Dès qu’une personne se retrouve face à un inconnu, deux questions instinctives s’imposent en effet à elle. Est-ce un ami ou un ennemi ? A-t-il les moyens d’accomplir son intention amicale ou hostile ? Il faut une réponse rapide. Or, faute d’informations sur l’inconnu, le cerveau ne peut que s’appuyer sur des stéréotypes pour garantir sa survie. Et cela, quand bien même ces stéréotypes ne s’appuieraient sur aucune réalité objective. « Un cerveau sans idées préconçues n’a jamais été d’une grande utilité », rappelait dans son ouvrage publié en 2012 Som mes-nous tous racistes ? le psychologue belge Jacques-Philippe Leyens, décédé en 2017. Selon lui, les stéréotypes sont primordiaux pour guider l’action, en attendant de disposer d’informations supplémentaires pour pouvoir les dépasser.
Amour des siens, haine de l’autre
Les psychologues sociaux ont démontré que le premier moteur de la discrimination n’est pas la haine de l’autre, mais l’amour des siens. Ils observent en effet, chez tous les individus, une inclination à favoriser le groupe auquel ils s’identifient (l’endogroupe) par rapport aux autres groupes (les exogroupes). Cet ethnocentrisme naîtrait du besoin fondamental de l’enfant de développer des relations privilégiées avec certaines personnes (ses parents, sa famille, ses amis…), ce qui a pour conséquence d’en exclure d’autres. Observé dans toutes les cultures dès l’âge de 5 ans, cet effet est rapide et puissant : si l’on divise arbitrairement une classe en deux groupes (les jaunes face aux rouges) et qu’on demande aux enfants de distribuer des récompenses, ils avantagent systématiquement leur groupe par rapport à l’autre, dans lequel ils avaient pourtant de nombreux amis quelques minutes avant l’expérience. Ils accepteront même de recevoir individuellement moins de récompenses si, par ce biais, ils ont la certitude d’en obtenir davantage pour leur groupe. L’important est donc que son groupe ait davantage que les autres, quoi qu’il arrive.

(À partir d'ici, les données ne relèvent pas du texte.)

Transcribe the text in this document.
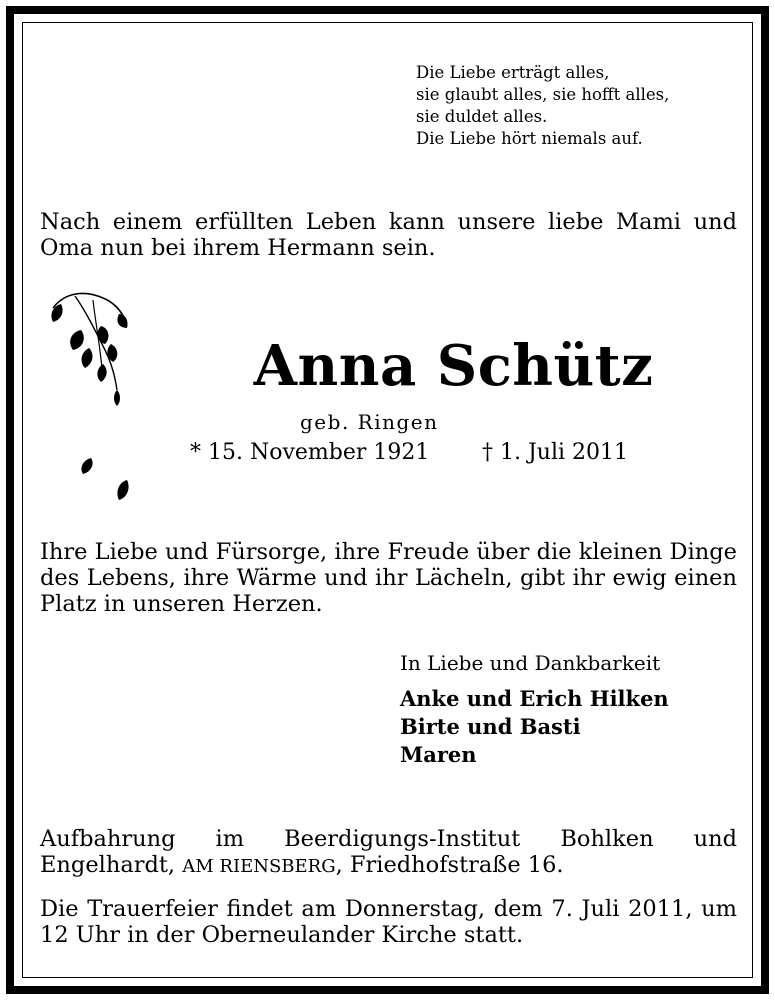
Die Liebe erträgt alles,
sie glaubt alles, sie hofft alles,
sie duldet alles.
Die Liebe hört niemals auf.
Nach einem erfüllten Leben kann unsere liebe Mami und Oma nun bei ihrem Hermann sein.
Anna Schütz
geb. Ringen
* 15. November 1921 † 1. Juli 2011
Ihre Liebe und Fürsorge, ihre Freude über die kleinen Dinge des Lebens, ihre Wärme und ihr Lächeln, gibt ihr ewig einen Platz in unseren Herzen.
In Liebe und Dankbarkeit
Anke und Erich Hilken
Birte und Basti
Maren
Aufbahrung im Beerdigungs-Institut Bohlken und Engelhardt, AM RIENSBERG, Friedhofstraße 16.
Die Trauerfeier findet am Donnerstag, dem 7. Juli 2011, um 12 Uhr in der Oberneulander Kirche statt.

Quitte à faire souffrir l’autre groupe ? L’indifférence à la souffrance des étrangers a perdu de son mystère depuis qu’a émergé, dans les années 2000, le concept d' »infrahumanisation » sur lequel Jacques-Philippe Leyens a beaucoup travaillé : les personnes d’un groupe étranger sont inconsciemment perçues comme moins humaines que celles de son propre groupe, c’est-à-dire moins intelligentes et moins susceptibles d’éprouver des sentiments complexes (amour, honte, admiration…).
Moins humain que nous, l’étranger suscite donc moins d’empathie. Menées par une équipe chinoise, des expériences en imagerie par résonance magnétique fonctionnelle (IRMf) ont révélé que le cerveau d’une personne blanche voyant le visage d’un blanc piqué par une aiguille activera davantage les circuits de la douleur partagée que si le visage vu est celui d’un Asiatique. Et vice versa : le cerveau d’un Asiatique réagira beaucoup plus à la vue d’un compatriote piqué qu’à celui d’une personne caucasienne.
Nécessaire prise de conscience
Il en est de même pour la résonance sensorimotrice, traduisant l’empathie, qui est bien moins présente lorsque le visage est supposé appartenir à un membre d’un exogroupe, signe que cette infrahumanisation n’est pas spécifique à un continent. Par ailleurs, des psychologues américains ont montré que plus une personne possède un fort réseau social, plus elle infrahumanise ceux qui n’en font pas partie, sans doute parce que son besoin de nouer de nouveaux contacts est moindre. Un résultat cohérent avec d’autres études qui ont relevé que plus la cohésion et l’altruisme entre les membres d’un groupe sont forts, plus ils s’accompagnent de comportements de rejets vis-à-vis des groupes extérieurs, les groupes soudés ayant plus tendance à considérer les autres comme moins humains qu’eux.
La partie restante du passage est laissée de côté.